The clock hand off version of the twin paradox is when clock info is transferred at the point an outgoing ship meets an incoming ship. For example an outgoing ship at .6c, clock sync'd to earth on takeoff, will sync an incoming ship's clock 3 ly from earth so that when he meets up with the earth clock at .6c, the time on the ship's clock is 2 yrs less than the earth clock at earth in agreement with the results from a normal twin paradox scenario.
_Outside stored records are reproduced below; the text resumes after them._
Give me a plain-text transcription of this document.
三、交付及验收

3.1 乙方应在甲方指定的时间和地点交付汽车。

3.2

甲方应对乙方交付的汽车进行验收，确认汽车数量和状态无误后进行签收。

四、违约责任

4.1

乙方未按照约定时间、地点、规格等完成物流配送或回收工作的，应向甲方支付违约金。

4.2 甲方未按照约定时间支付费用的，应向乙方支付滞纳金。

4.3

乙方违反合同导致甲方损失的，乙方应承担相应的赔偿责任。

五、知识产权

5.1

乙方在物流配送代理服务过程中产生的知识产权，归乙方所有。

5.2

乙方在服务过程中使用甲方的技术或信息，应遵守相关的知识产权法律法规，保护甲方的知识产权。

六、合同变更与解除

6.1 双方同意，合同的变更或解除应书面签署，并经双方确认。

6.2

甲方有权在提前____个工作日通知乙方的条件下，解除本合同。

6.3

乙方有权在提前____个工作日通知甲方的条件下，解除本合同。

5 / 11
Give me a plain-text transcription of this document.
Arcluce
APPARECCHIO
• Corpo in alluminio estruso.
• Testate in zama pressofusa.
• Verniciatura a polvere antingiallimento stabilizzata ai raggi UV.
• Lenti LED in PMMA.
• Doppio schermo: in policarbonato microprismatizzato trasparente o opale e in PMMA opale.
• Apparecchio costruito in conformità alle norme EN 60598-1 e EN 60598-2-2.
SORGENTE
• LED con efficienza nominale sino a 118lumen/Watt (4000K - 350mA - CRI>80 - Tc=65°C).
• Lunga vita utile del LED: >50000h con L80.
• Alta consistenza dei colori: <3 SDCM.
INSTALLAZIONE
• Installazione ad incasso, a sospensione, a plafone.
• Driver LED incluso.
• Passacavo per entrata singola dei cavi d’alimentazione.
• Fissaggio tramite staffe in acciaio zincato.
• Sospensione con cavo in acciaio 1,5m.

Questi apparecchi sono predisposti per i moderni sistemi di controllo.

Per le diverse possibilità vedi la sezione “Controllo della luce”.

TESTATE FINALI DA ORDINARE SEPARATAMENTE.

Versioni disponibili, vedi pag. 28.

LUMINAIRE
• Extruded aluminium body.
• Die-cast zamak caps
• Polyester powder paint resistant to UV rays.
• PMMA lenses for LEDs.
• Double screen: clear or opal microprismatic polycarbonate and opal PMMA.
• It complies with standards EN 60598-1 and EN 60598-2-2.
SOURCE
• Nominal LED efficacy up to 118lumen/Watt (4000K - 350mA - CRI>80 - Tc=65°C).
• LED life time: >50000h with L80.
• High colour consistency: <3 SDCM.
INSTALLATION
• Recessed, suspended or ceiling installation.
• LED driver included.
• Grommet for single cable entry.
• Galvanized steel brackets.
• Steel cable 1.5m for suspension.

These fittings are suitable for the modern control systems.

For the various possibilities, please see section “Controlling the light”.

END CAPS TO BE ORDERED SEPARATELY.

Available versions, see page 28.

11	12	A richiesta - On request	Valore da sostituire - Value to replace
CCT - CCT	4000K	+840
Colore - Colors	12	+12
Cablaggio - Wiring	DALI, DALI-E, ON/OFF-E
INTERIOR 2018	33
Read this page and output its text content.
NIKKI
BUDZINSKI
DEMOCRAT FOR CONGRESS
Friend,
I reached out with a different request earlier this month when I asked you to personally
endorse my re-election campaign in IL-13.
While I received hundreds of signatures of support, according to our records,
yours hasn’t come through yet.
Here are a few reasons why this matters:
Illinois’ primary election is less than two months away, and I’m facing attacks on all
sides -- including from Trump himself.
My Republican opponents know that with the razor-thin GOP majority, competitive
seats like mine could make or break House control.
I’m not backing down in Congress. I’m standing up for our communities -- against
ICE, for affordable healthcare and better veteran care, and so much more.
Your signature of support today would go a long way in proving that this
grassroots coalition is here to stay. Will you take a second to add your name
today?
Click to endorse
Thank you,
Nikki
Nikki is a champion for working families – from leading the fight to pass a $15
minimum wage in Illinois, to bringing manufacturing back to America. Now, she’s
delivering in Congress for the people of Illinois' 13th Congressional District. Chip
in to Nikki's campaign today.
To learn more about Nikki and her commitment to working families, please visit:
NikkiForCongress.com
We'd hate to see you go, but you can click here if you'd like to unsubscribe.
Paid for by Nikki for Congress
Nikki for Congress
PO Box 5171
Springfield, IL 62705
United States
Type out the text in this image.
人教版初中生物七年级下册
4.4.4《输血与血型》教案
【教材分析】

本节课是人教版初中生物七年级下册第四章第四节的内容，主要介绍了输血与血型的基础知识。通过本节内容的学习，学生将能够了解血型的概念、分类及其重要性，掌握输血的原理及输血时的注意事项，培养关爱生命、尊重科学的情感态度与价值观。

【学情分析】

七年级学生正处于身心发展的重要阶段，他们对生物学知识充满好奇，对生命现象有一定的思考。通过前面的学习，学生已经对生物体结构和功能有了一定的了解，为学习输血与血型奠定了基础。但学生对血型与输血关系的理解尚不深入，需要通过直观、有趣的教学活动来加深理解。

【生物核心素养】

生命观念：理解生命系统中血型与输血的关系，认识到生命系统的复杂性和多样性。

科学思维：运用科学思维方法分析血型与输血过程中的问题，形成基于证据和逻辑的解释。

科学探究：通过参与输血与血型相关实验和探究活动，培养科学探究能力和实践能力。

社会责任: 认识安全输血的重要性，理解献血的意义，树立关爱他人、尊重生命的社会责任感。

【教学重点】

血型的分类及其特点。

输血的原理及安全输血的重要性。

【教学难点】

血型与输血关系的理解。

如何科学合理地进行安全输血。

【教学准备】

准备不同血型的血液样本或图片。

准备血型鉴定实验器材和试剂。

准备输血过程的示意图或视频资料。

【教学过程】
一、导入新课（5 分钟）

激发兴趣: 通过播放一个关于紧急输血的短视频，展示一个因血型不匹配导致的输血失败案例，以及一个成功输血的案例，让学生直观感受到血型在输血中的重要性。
Why do I ask if this is fake?
The ships and earth are all engaged in constant relative velocity so they are all ageing at the same proper time rate relative to each other as if they were all stationary. The only thing subject to a frame jump, which is what causes age difference in the twin paradox, is the clock info. The incoming ship itself has not experienced a frame jump so the clock in the ship will not reflect the ageing the rest of the ship does. The captain will not end up ageing a different total time from a valid start than the earth clock as he would after a frame jump in a true twin paradox scenario. (A valid start is determined by syncing the two clocks at co-location and working backward to see when they would have both been zero.)
The info is not subject to the Rindler metric that a real clock would experience in a frame jump. The info instantaneously changes the clock whereas the Rindler metric's effect on time itself takes time to affect a physical clock having frame jumped.